To be in business and truly be and act as an entrepreneur means you need to take risks. Those risks should be as calculated as possible, but they are still risks.
The difference between truly taking that leap and not is something called fear. If you have an idea you must take financial, embarrassment, and criticism risks. But more importantly, you must take on the risk of failure.
The most successful people out there that rose to the top from scratch, whether their thing is business, sports, etc, are where they are because they failed. Sure there are some lucky ones that started from nothing and met their goals without ever truly failing, but they are the same ones that can’t tell you how they actually made it to the top.
If you believe what you are trying to do is a good idea, then you will not ask yourself the question of “what if this doesn’t work”. Mostly because you know the answer to that question if you put fear aside. That answer is “if it doesn’t work I’m going to hopefully learn something and definitely move on to the next thing”.
If you think about it, most success stories start out with someone being as low as they could go. With that said, it makes it a little easier not to ask the “what if it doesn’t work” question because when you start from the bottom, it really can’t get worse. Right?
Of course you can say “well I’m doing alright and I don’t want to risk losing that position”. If that’s where you are and it makes you happy, then good for you. If this is not the case, then don’t plan on moving up the success ladder any further unless you decide to take some sort of leap of faith at one point or another.
So now that we all know that risk of failure is necessary to keep moving up with our goals then it’s time to reveal the secret of the “Hit & Run Principal”.

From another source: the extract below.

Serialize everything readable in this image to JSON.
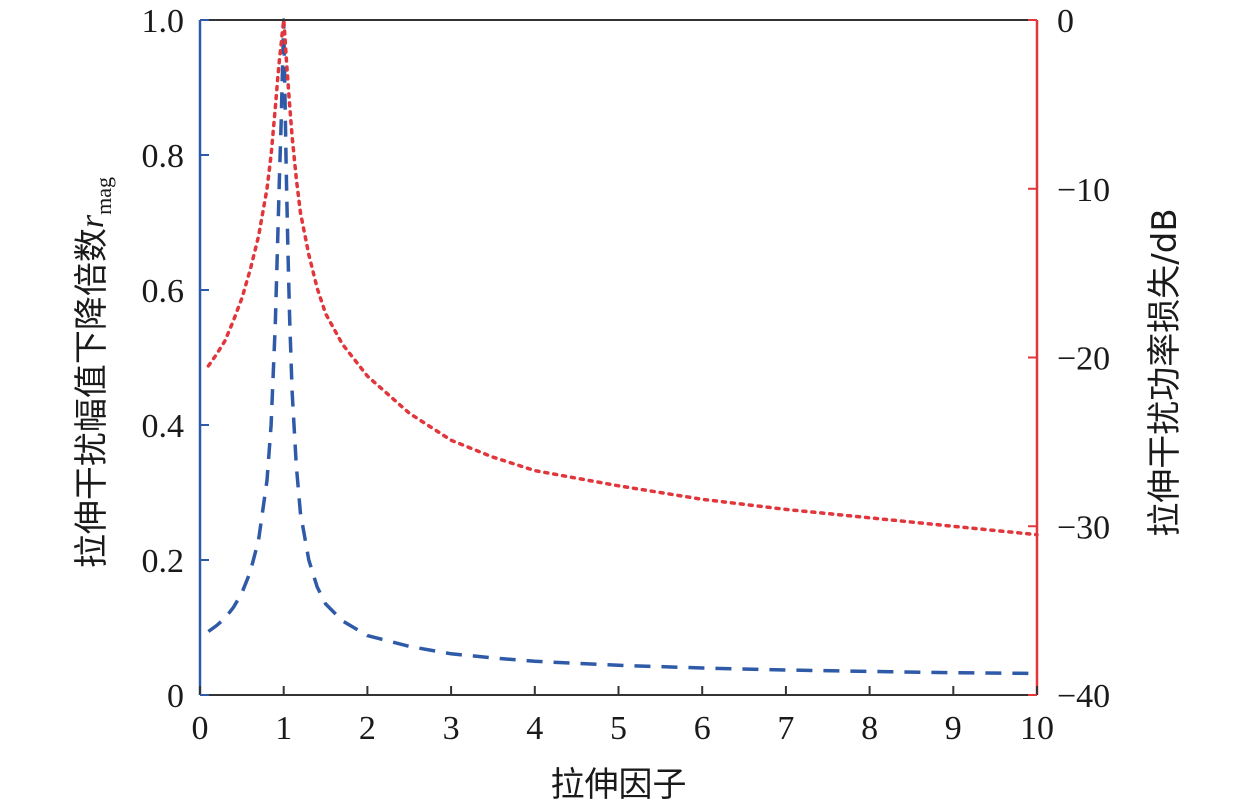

The best way to make a business move is to set yourself up to take your risk, then succeed or fail as fast as you can. If you succeed, you keep pushing the envelope until you get to the saturation point and decide if that level of success is good enough to stay with or try something new to push ahead. On the other side of the coin, if you put your failure measures in place then you can stop immediately when you hit them, do your learning from the situation, and move on to the next thing.
Remember: A true entrepreneur doesn’t need concrete, complete and safe answers. Those who need that much insurance will have a very hard time getting to the next level because they can’t fill the entrepreneurial requirements of taking the risks and then recover from a failure.